Be like Judge Judy and ask only one question at a time. Be methodical. Don’t move on to the next question until you have an answer.
- The interviewer wants to demonstrate his or her expansive vocabulary or knowledge of business jargon and acronyms. Keep it simple. Wherever possible, use the interviewee’s language. You don’t get bonus marks for showing off your extensive command of the English language. You are not playing SCRABBLE.
- Lengthy questions. Avoid questions that are overly long and complex. Keep them short and simple; I recommend no more than ten words. The more complex the question, the greater the likelihood the interviewee will not understand it and will probably ask you to either repeat or rephrase it.
- Leading questions. These are questions that insert information, which may or may not be true, into the question. For example: “You like close-detailed work, don’t you?” This question takes on the premise the interviewee is good at detailed work, but with no facts to back it up. Instead ask: “What’s your experience with close-detail work?”
- Too many closed questions. The overuse of closed questions may make the interview sound like an interrogation. Open-ended questions are preferred. They should be used at least 50% of the time.
- Loaded questions. These are trick questions. They contain at least one assumption that the interview can disagree with. An example of a loaded question might be: “Have you stopped mistreating your next door neighbor’s cat?” This question contains a presumption that the interviewee is mistreating the neighbor’s cat. It tries to push the interviewee into a yes or no answer.

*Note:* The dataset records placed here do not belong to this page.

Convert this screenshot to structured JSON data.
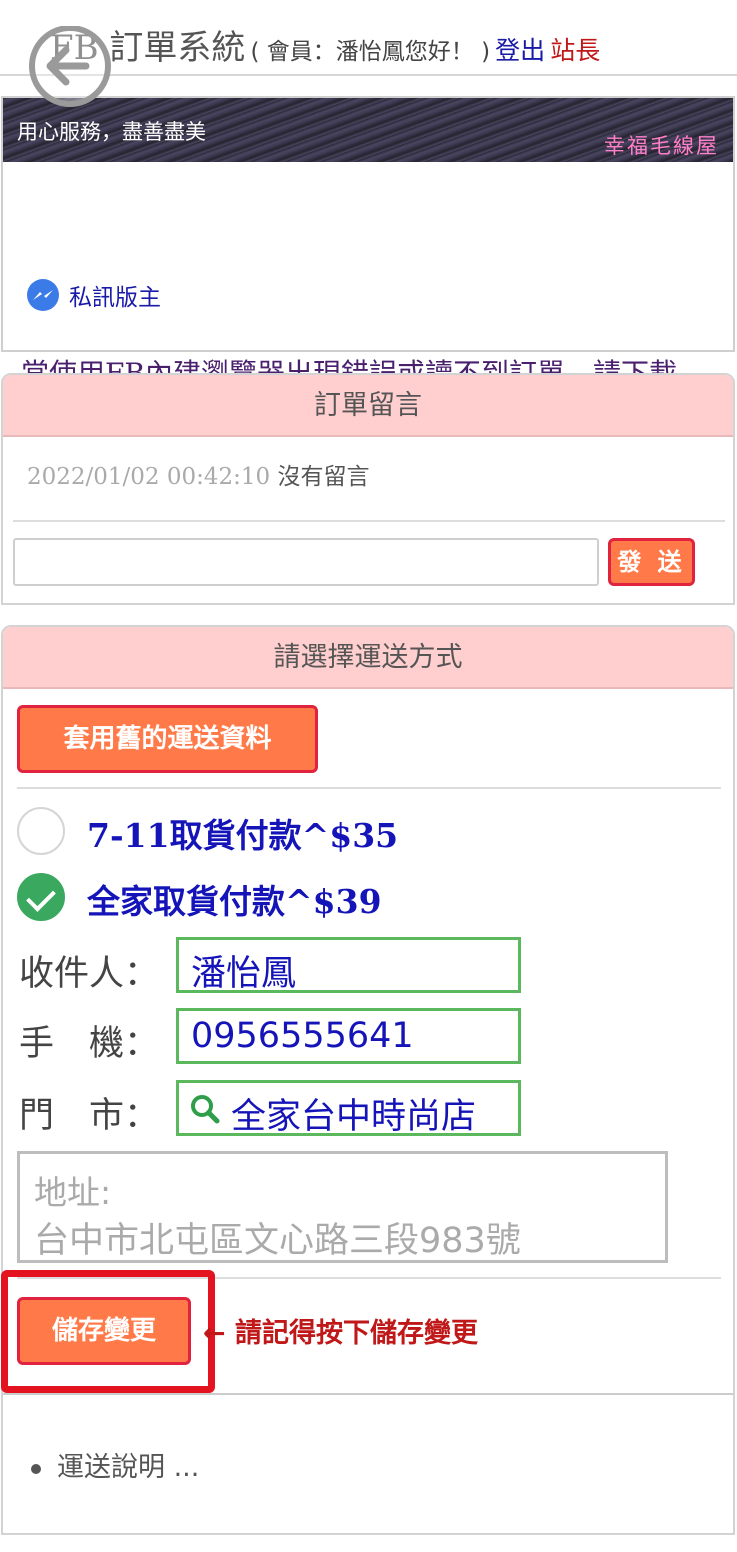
{
  "header": {
    "title": "FB 訂單系統",
    "member_text": "( 會員：潘怡鳳您好！ )",
    "logout": "登出",
    "admin": "站長"
  },
  "banner": {
    "slogan": "用心服務，盡善盡美",
    "brand": "幸福毛線屋",
    "pm_link": "私訊版主",
    "warning": "當使用FB內建瀏覽器出現錯誤或讀不到訂單，請下載 chrome 瀏覽器!"
  },
  "messages": {
    "header": "訂單留言",
    "timestamp": "2022/01/02 00:42:10",
    "text": "沒有留言",
    "input_value": "",
    "send_label": "發 送"
  },
  "shipping": {
    "header": "請選擇運送方式",
    "apply_old_label": "套用舊的運送資料",
    "options": [
      {
        "label": "7-11取貨付款^$35",
        "checked": false
      },
      {
        "label": "全家取貨付款^$39",
        "checked": true
      }
    ],
    "recipient_label": "收件人：",
    "recipient_value": "潘怡鳳",
    "phone_label": "手　機：",
    "phone_value": "0956555641",
    "store_label": "門　市：",
    "store_value": "全家台中時尚店",
    "address_label": "地址:",
    "address_value": "台中市北屯區文心路三段983號",
    "save_label": "儲存變更",
    "save_hint": "← 請記得按下儲存變更",
    "note": "運送說明 ..."
  },
  "colors": {
    "panel_header": "#ffcfcf",
    "button": "#ff7a48",
    "button_border": "#e0233f",
    "field_border": "#5cb85c",
    "link_blue": "#1a1aa8",
    "alert_red": "#c01818"
  }
}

- Double-barreled or compound questions. These are questions that touch on more than one issue but only allows for one answer. An example might be: “Is the book interesting and easy to read?” The best way to rephrase this question would be to ask two questions: “Is the book interesting?” and “Is the book easy to read?”
- Avoid emotionally charged and ambiguous words. Some words are vague, open to interpretation and emotionally charged; they could cause the interviewee to draw an incorrect conclusion. Replace these types of words with behaviorally descriptive words in your questions. For example:
Instead of asking: “Were you screaming at Pat?”
Replace it with: “How loudly were you speaking to Pat?”
- Avoid colloquialisms and slang. Use simple vocabulary. Colloquialisms may be confusing to people whose first language is not language. For example, a person who does not have a good grasp of English may not understand the expression “penny pincher”. You may want to use words like frugal, budget conscious or cost conscious instead. Avoid the word “cheap”. Here’s another word that can be misinterpreted.
- Not organizing your questions into groups. For example, if you were interviewing a person about an accident involving a car, group all of your questions about the car together in a block rather than in no logical order. This will help the interviewee recall all of the facts regarding the car.
I highly recommend that you write out as many questions as you can during the preparation phase of your investigation. A well crafted question with a logical flow to them will not only save you time, but it will help you zero in on what is critical to the investigation.
Laughter is the Best Medicine
If a dog works hard investigating and helps catch criminals and listens to a cop, it’s a Police Hound…
but if the dog did the same thing but listened to a Private Investigator it’s a Snoop Dog.